ETL changes (src/combo_val/data/beataml_etl.py)

  1. Persist RNA preprocessor (data/canonical/beataml_rna_preprocessor.joblib):
    • 5000 variance-selected gene symbols
    • 50 × 5000 PCA component matrix (float32)
    • 5000-dim PCA mean vector
    • Clinical column medians for imputation
    • Full feature_columns list (for schema-version handshake)
  2. Extended clinical features: 5 → 29 columns (total feature vector 80 → 104):
    • Demographics: sex, is_relapse
    • Labs (log where skewed): WBC, platelet, Hb, LDH, ALT, AST, albumin
    • FLT3 detail: ITD flag, TKD flag, allelic ratio (was: single mut_FLT3)
    • CEBPA: biallelic flag (was: bundled into mut_CEBPA)
    • Fusions: PML-RARA, KMT2A-r, CBFB-MYH11, RUNX1-RUNX1T1, other (was: unused)
    • Karyotype: complex, monosomy 5 or 7, del(17p) (was: unused)
    • Disease state: prior MDS, prior chemo, is initial diagnosis (was: bundled)

    29-column coverage (of 613 feature patients):

    Group Coverage after BeatAML-median imputation
    Demographics 100% (sex via consensus_sex)
    CBC core (WBC/plt/Hb) 70–80% observed, rest imputed
    LDH / liver enzymes 40–60% observed, rest imputed
    FLT3-ITD flag 99.7% observed
    Fusions 17.8% non-empty → one-hot 5 classes
    Karyotype flags 89.4% parseable

Retraining outcomes

Baseline A retrained on 104-dim features:

Version n_features per-patient ρ MAE Notes
v1 80 0.7036 ± 0.018 35.04 original Week 2
v2 104 0.7005 ± 0.018 35.10 current primary model

Extended features did not improve predictive accuracy — the labs have ~40–60% missingness and median imputation adds noise. The gain is in kit enablement, not in prediction quality. Baseline A remains well above the pre-registered ≥ 0.40 gate.

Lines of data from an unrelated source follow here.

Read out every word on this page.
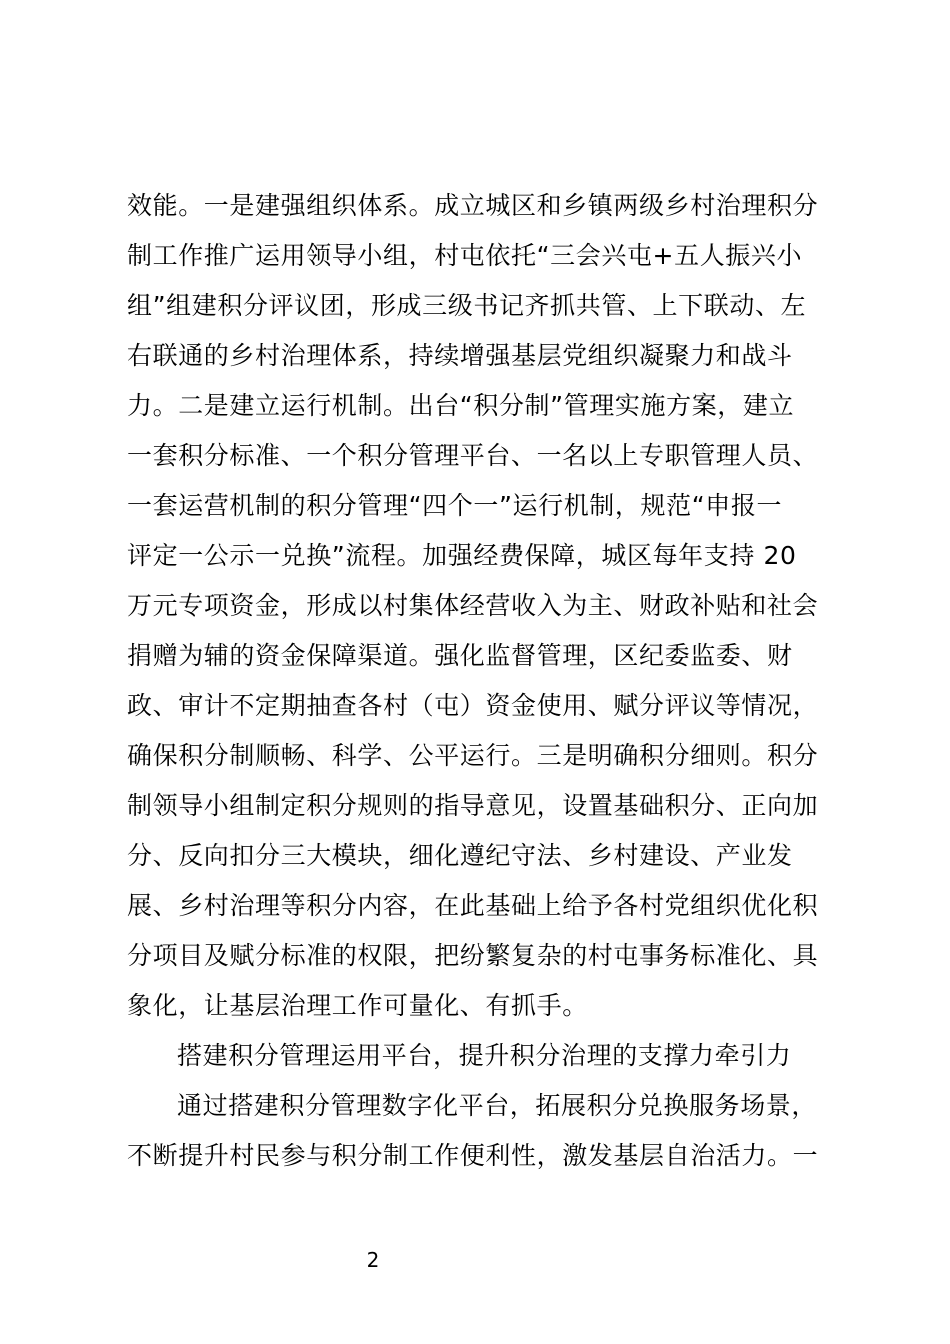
效能。一是建强组织体系。成立城区和乡镇两级乡村治理积分
制工作推广运用领导小组，村屯依托“三会兴屯+五人振兴小
组”组建积分评议团，形成三级书记齐抓共管、上下联动、左
右联通的乡村治理体系，持续增强基层党组织凝聚力和战斗
力。二是建立运行机制。出台“积分制”管理实施方案，建立
一套积分标准、一个积分管理平台、一名以上专职管理人员、
一套运营机制的积分管理“四个一”运行机制，规范“申报一
评定一公示一兑换”流程。加强经费保障，城区每年支持 20
万元专项资金，形成以村集体经营收入为主、财政补贴和社会
捐赠为辅的资金保障渠道。强化监督管理，区纪委监委、财
政、审计不定期抽查各村（屯）资金使用、赋分评议等情况，
确保积分制顺畅、科学、公平运行。三是明确积分细则。积分
制领导小组制定积分规则的指导意见，设置基础积分、正向加
分、反向扣分三大模块，细化遵纪守法、乡村建设、产业发
展、乡村治理等积分内容，在此基础上给予各村党组织优化积
分项目及赋分标准的权限，把纷繁复杂的村屯事务标准化、具
象化，让基层治理工作可量化、有抓手。
搭建积分管理运用平台，提升积分治理的支撑力牵引力
通过搭建积分管理数字化平台，拓展积分兑换服务场景，
不断提升村民参与积分制工作便利性，激发基层自治活力。一
2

Week 4 head-to-head re-runs with the v2 model preserve the qualitative finding:

  v1 80-dim v2 104-dim
FLT3-mut Δ +16.67 [14.98, 18.19] +11.60 [9.27, 13.85]
FLT3-mut pct combo wins 89.9% 80.4%
FLT3-wt Δ −14.14 [−15.27, −13.05] −17.55 [−19.34, −15.72]
FLT3-wt pct combo wins 6.2% 10.8%

Effect size for FLT3-mut shrinks slightly under v2. Still highly significant and in the same direction. Top-ranked combos change: v2’s #1 and #2 picks are now Gilteritinib + Venetoclax (115 patients) and Quizartinib + Venetoclax (100 patients) — a cleaner clinical match than v1’s ranking.

Demo output (synthetic patient walk-through)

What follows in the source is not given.